Dairy associations urge Congress to challenge WHO proposal on banning marketing to young children
The National Milk Producers Federation (NMPF) and the International Dairy Foods Association (IDFA) have urged members of Congress to request a more thorough analysis of the World Health Organization (WHO) proposal, “Ending Inappropriate Marketing of Foods for Infants and Young Children,” released in January.
WHO seeks to establish a set of guidelines that would severely limit the marketing and promotion of certain milk and dairy products to children under three. According to WHO, this would shield parents from inappropriate or misleading information that suggests breast milk substitutes and other complementary foods are suitable replacements for infants and young children.
WHO and UNICEF establish recommendations for infant and young children feeding in their joint “Global Strategy for Infant and Young Child Feeding.” The strategy states that “infants should be exclusively breastfed for the first six months of life to achieve optimal growth, development and health. Thereafter, to meet their evolving nutrition requirements infants should receive nutritionally adequate and safe complementary foods while breastfeeding continues for up to two years of age or beyond.”
Jim Mulherm, president and CEO of NMPF, calls the guidance a “de facto criticism of all milk consumption by toddlers,” adding it would only serve to further confuse consumers and goes against credible international research on the topic.
“The WHO guidance should be focusing on how to encourage the serving of nutrient-dense foods to provide young children and toddlers with a nutritious basis for meals and snacks,” says Connie Tipton, IDFA president and CEO. “It should not restrict the flow of important information regarding the nutritional benefits of dairy foods for young children to parents, caregivers and healthcare providers.”

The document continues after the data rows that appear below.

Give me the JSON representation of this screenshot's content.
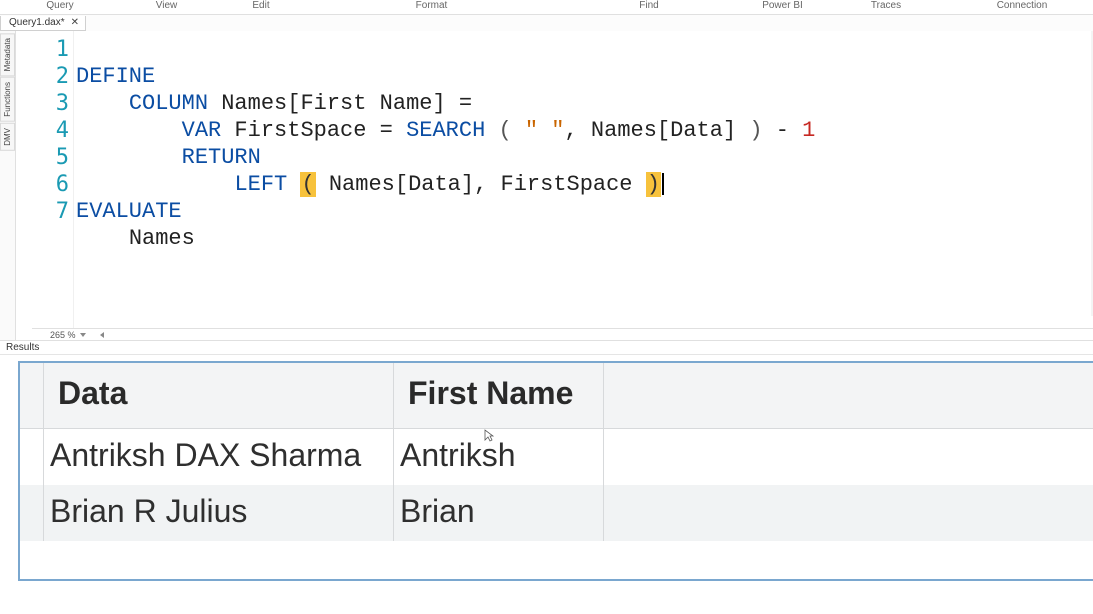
{
  "menubar": {
    "items": [
      "Query",
      "View",
      "Edit",
      "Format",
      "Find",
      "Power BI",
      "Traces",
      "Connection"
    ],
    "widths": [
      120,
      93,
      96,
      245,
      190,
      77,
      130,
      142
    ]
  },
  "tab": {
    "label": "Query1.dax*",
    "close": "✕"
  },
  "side_tabs": [
    "Metadata",
    "Functions",
    "DMV"
  ],
  "code": {
    "line_count": 7,
    "lines": {
      "l1": "DEFINE",
      "l2_kw": "COLUMN",
      "l2_txt": " Names[First Name] =",
      "l3_kw": "VAR",
      "l3_a": " FirstSpace = ",
      "l3_fn": "SEARCH",
      "l3_p1": " ( ",
      "l3_str": "\" \"",
      "l3_mid": ", Names[Data] ",
      "l3_p2": ")",
      "l3_minus": " - ",
      "l3_num": "1",
      "l4_kw": "RETURN",
      "l5_fn": "LEFT",
      "l5_sp": " ",
      "l5_open": "(",
      "l5_args": " Names[Data], FirstSpace ",
      "l5_close": ")",
      "l6_kw": "EVALUATE",
      "l7_txt": "Names"
    }
  },
  "zoom": {
    "pct": "265 %"
  },
  "results": {
    "label": "Results",
    "headers": [
      "Data",
      "First Name"
    ],
    "rows": [
      {
        "data": "Antriksh DAX Sharma",
        "first": "Antriksh"
      },
      {
        "data": "Brian R Julius",
        "first": "Brian"
      }
    ]
  }
}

Both NMPF and IDFA sent a letter to Congress urging members to insist WHO revise the document to clear up the suggestion that dairy is inappropriate for young children. Though the proposal was modified in March, the organizations say recent revisions still run counter to established science that highlights milk’s unique nutritional attributes.
The groups ask Congress to insist that the WHO conduct “a much more thorough analysis of the scientific basis for and potential consequences of this proposal before the WHO pushes forward with further action in this area,” the letter says. “Until that type of careful scrutiny and revision takes place, we urge the US to insist on the importance of placing this proposal on hold.”